Shanta Frazier: a colourful history of Indigenous Americans

“Native Americans living in the NW held a prayer meeting, tribal elders talked about issues of oppression, discrimination, violence, kidnappings and so forth,” says Shanta Frazier.

The Cincinnati-based author and documentary filmmaker was born in northern Ohio and raised in the ’90s on tribal reservations.

In her new book, Moonshine Dance, she reflects on her past relationship with the land she calls home.

In Colorado, her mother’s side came from the “snow warrior tradition”: In 1864, with help from the US army, the village of Sun Woman burned to the ground. Many members of the tribe came to the Colorado Plateau to survive in Pueblo, Fort Lewis, Rifle and other towns.

In North Dakota, her Native American father was part of a school reunion for war veterans. “We all sat around and went to dinner and laughed and cried and remembered the war,” Shanta says.

READ: Where the stories of Indigenous peoples come from

Thirty years ago, Shanta’s Native American ancestry was questioned. “We would be treated poorly, ridiculed, made fun of and treated as relics.” As a result, Shanta found herself separating from her race and culture.

But she grew stronger as she began reconnecting with her homeland, and more than a decade ago decided to find her father.

Born in the early 1900s near the Missouri River, he and her mother spent time in Minnesota, moved to Iowa and returned to northern Minnesota in 1937. Shanta never met her father, but had photos of him and his family.
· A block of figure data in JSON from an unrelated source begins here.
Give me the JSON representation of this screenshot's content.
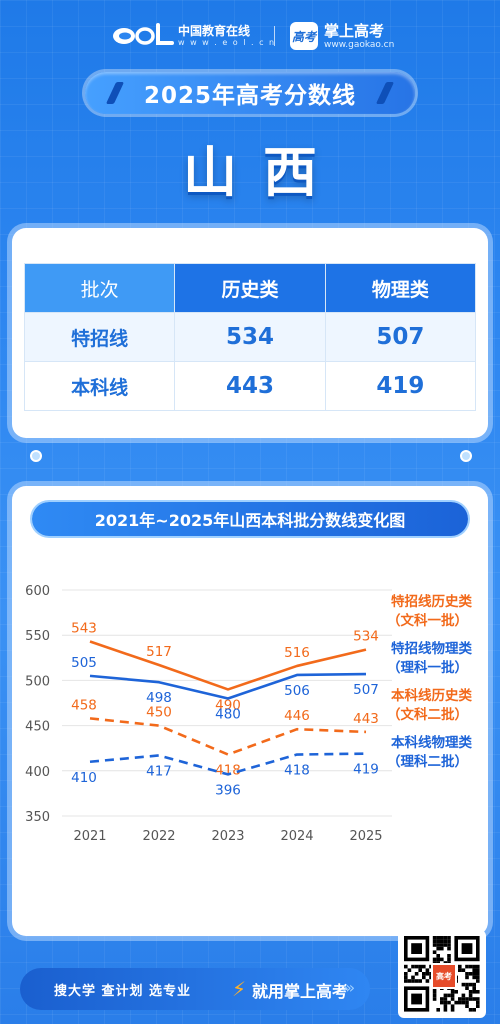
{
  "header": {
    "eol_name": "中国教育在线",
    "eol_url": "w w w . e o l . c n",
    "gaokao_badge": "高考",
    "gaokao_name": "掌上高考",
    "gaokao_url": "www.gaokao.cn"
  },
  "title": "2025年高考分数线",
  "province": "山西",
  "score_table": {
    "headers": [
      "批次",
      "历史类",
      "物理类"
    ],
    "rows": [
      {
        "label": "特招线",
        "history": "534",
        "physics": "507"
      },
      {
        "label": "本科线",
        "history": "443",
        "physics": "419"
      }
    ]
  },
  "colors": {
    "history": "#f26a1b",
    "physics": "#1e64d8",
    "axis_text": "#555555",
    "grid": "#e4e4e4"
  },
  "chart_data": {
    "type": "line",
    "title": "2021年~2025年山西本科批分数线变化图",
    "x": [
      "2021",
      "2022",
      "2023",
      "2024",
      "2025"
    ],
    "ylim": [
      350,
      600
    ],
    "yticks": [
      "600",
      "550",
      "500",
      "450",
      "400",
      "350"
    ],
    "grid": true,
    "legend_placement": "right",
    "series": [
      {
        "name": "特招线历史类",
        "name2": "（文科一批）",
        "values": [
          543,
          517,
          490,
          516,
          534
        ],
        "dashed": false,
        "color": "#f26a1b"
      },
      {
        "name": "特招线物理类",
        "name2": "（理科一批）",
        "values": [
          505,
          498,
          480,
          506,
          507
        ],
        "dashed": false,
        "color": "#1e64d8"
      },
      {
        "name": "本科线历史类",
        "name2": "（文科二批）",
        "values": [
          458,
          450,
          418,
          446,
          443
        ],
        "dashed": true,
        "color": "#f26a1b"
      },
      {
        "name": "本科线物理类",
        "name2": "（理科二批）",
        "values": [
          410,
          417,
          396,
          418,
          419
        ],
        "dashed": true,
        "color": "#1e64d8"
      }
    ]
  },
  "footer": {
    "left_text": "搜大学 查计划 选专业",
    "right_text": "就用掌上高考",
    "qr_label": "高考"
  }
}
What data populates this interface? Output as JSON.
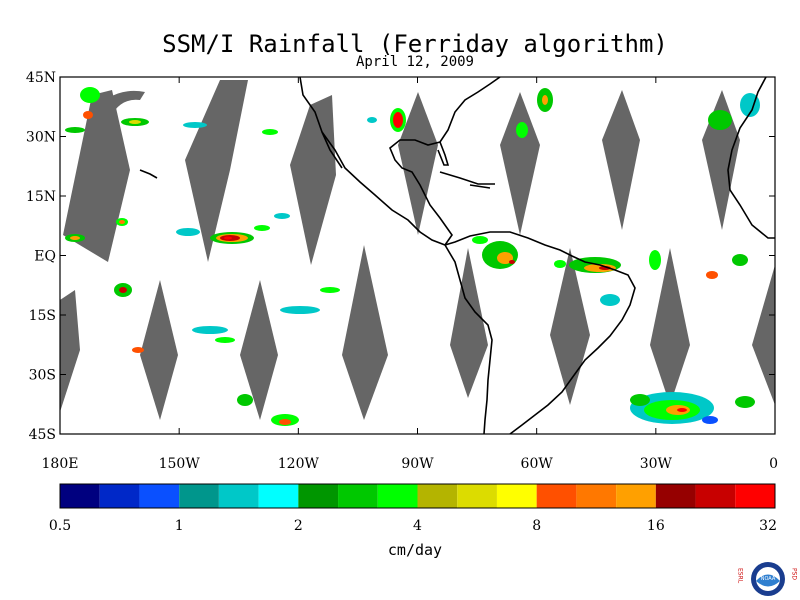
{
  "title": "SSM/I Rainfall (Ferriday algorithm)",
  "subtitle": "April 12, 2009",
  "map": {
    "lon_range": [
      180,
      360
    ],
    "lat_range": [
      -45,
      45
    ],
    "lat_ticks": [
      {
        "value": 45,
        "label": "45N"
      },
      {
        "value": 30,
        "label": "30N"
      },
      {
        "value": 15,
        "label": "15N"
      },
      {
        "value": 0,
        "label": "EQ"
      },
      {
        "value": -15,
        "label": "15S"
      },
      {
        "value": -30,
        "label": "30S"
      },
      {
        "value": -45,
        "label": "45S"
      }
    ],
    "lon_ticks": [
      {
        "value": 180,
        "label": "180E"
      },
      {
        "value": 210,
        "label": "150W"
      },
      {
        "value": 240,
        "label": "120W"
      },
      {
        "value": 270,
        "label": "90W"
      },
      {
        "value": 300,
        "label": "60W"
      },
      {
        "value": 330,
        "label": "30W"
      },
      {
        "value": 360,
        "label": "0"
      }
    ],
    "no_data_color": "#666666"
  },
  "colorbar": {
    "unit": "cm/day",
    "colors": [
      "#00007f",
      "#0028c8",
      "#0a50ff",
      "#00968c",
      "#00c8c8",
      "#00ffff",
      "#009600",
      "#00c800",
      "#00ff00",
      "#b4b400",
      "#dcdc00",
      "#ffff00",
      "#ff5000",
      "#ff7800",
      "#ffa000",
      "#960000",
      "#c80000",
      "#ff0000"
    ],
    "labels": [
      "0.5",
      "1",
      "2",
      "4",
      "8",
      "16",
      "32"
    ]
  },
  "logo_text": {
    "left": "ESRL",
    "right": "PSD",
    "center": "NOAA"
  }
}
A native of North Dakota, Shanta met some of her relatives during a retreat north of the border. She says: “At that point I realised the American people had a very different relationship with indigenous peoples than Native nations.”

READ: Finding out more about your relatives on YouTube

Shanta’s visits to the Bakkey Institute in the Bécere – a cluster of more than 500 former US Indian reservations – were key to reconnecting with her culture. “I could literally be in front of my family, from any tribe – from my Pawnee, Ojibwe, Shaktoolik or Iroquois, and I could speak without shame, I could understand things and everyone understood me.”

She’s made a long-term commitment to the land of her ancestors and people’s futures.

“We are in a moment when we are on our knees,” she says. “We’re taking a deep look at the challenges that face our nations – that’s a hard thing to do.”